I liked the Harry Potter novels so this isn't meant as a slam towards them, and I could be all wrong -- this might have nothing to do with the success of Harry Potter...
I recently had a conversation with Mo's English teacher. Teacher was having a hard time finding a book to recommend to Mo -- everything he suggested Mo rejected. He wanted my input on what kind of books Mo would like.
He pressed a book on me suggesting I read it with Mo. All the boys Mo's age love this book, he said. I looked up the book on Amazon and sure enough, all the boys Mo's age loved this book.
We read it. Mo thought it was okayish, I thought it was awful.
I kept trying to figure out what it was that I didn't like about it. I was thinking about it today when the old saw "show, don't tell" popped into my head. I googled the phrase and came up with a writer (who was arguing that "tell" is just fine) who said:
A story is not a movie is not a TV show, and I can’t tell you the number of student stories I read where I see a camera panning. Movies are a perfectly good art from, and they’re better at doing some things than novels are—at showing the texture of things, for instance. But novels are better at other things. At moving around in time, for example, and at conveying material that takes place in general as opposed to specific time (everything in a movie, by contrast, takes place in specific time, because all there is in a movie is scene—there’s no room for summary, at least as we traditionally conceive of it). But most important, novels can describe internal psychological states, whereas movies can only suggest them through dialogue and gesture (and through the almost always contrived-seeming voiceover, which is itself a borrowing from fiction). To put it more succinctly, fiction can give us thought: It can tell. And where would Proust be if he couldn’t tell? Or Woolf, or Fitzgerald? Or William Trevor or Alice Munro or George Saunders or Lorrie Moore?
And it hit me -- what I didn't like about the book is that it read like a movie treatment. I didn't "feel" the characters, I just knew what they were doing at any given point. I often didn't even really understand why they were acting the way they were.
I know YA books rely more on action that exposition but still it seems that some of them come across as manufactured in hopes of being made into movies. They're all tell and no show.

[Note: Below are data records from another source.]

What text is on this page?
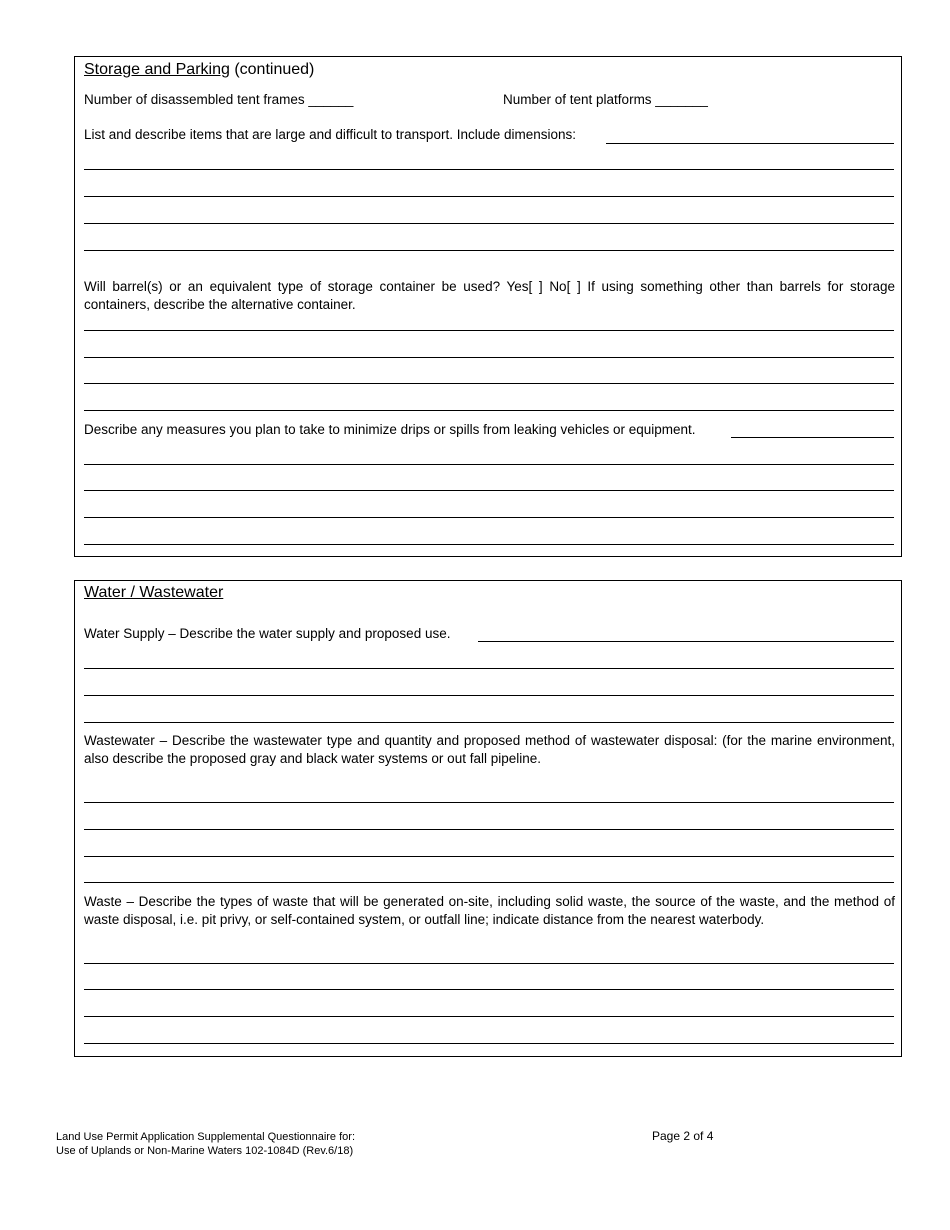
Storage and Parking (continued)
Number of disassembled tent frames ______	Number of tent platforms _______
List and describe items that are large and difficult to transport. Include dimensions:
Will barrel(s) or an equivalent type of storage container be used? Yes[ ] No[ ] If using something other than barrels for storage containers, describe the alternative container.
Describe any measures you plan to take to minimize drips or spills from leaking vehicles or equipment.
Water / Wastewater
Water Supply – Describe the water supply and proposed use.
Wastewater – Describe the wastewater type and quantity and proposed method of wastewater disposal: (for the marine environment, also describe the proposed gray and black water systems or out fall pipeline.
Waste – Describe the types of waste that will be generated on-site, including solid waste, the source of the waste, and the method of waste disposal, i.e. pit privy, or self-contained system, or outfall line; indicate distance from the nearest waterbody.
Land Use Permit Application Supplemental Questionnaire for:
Use of Uplands or Non-Marine Waters 102-1084D (Rev.6/18)
Page 2 of 4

I don't think J.K. Rowling did this but I'm wondering if YA fiction writeres and publishers just got some kind of crazy head rush thinking they'd all be billionaires if they could just get their books turned in to movies so they just churn out slop hoping for the best.
I'm still turning this "show, don't tell" idea over in my head and I'm hoping that some of A2K's readers and writers can fill me in on this idea a bit more.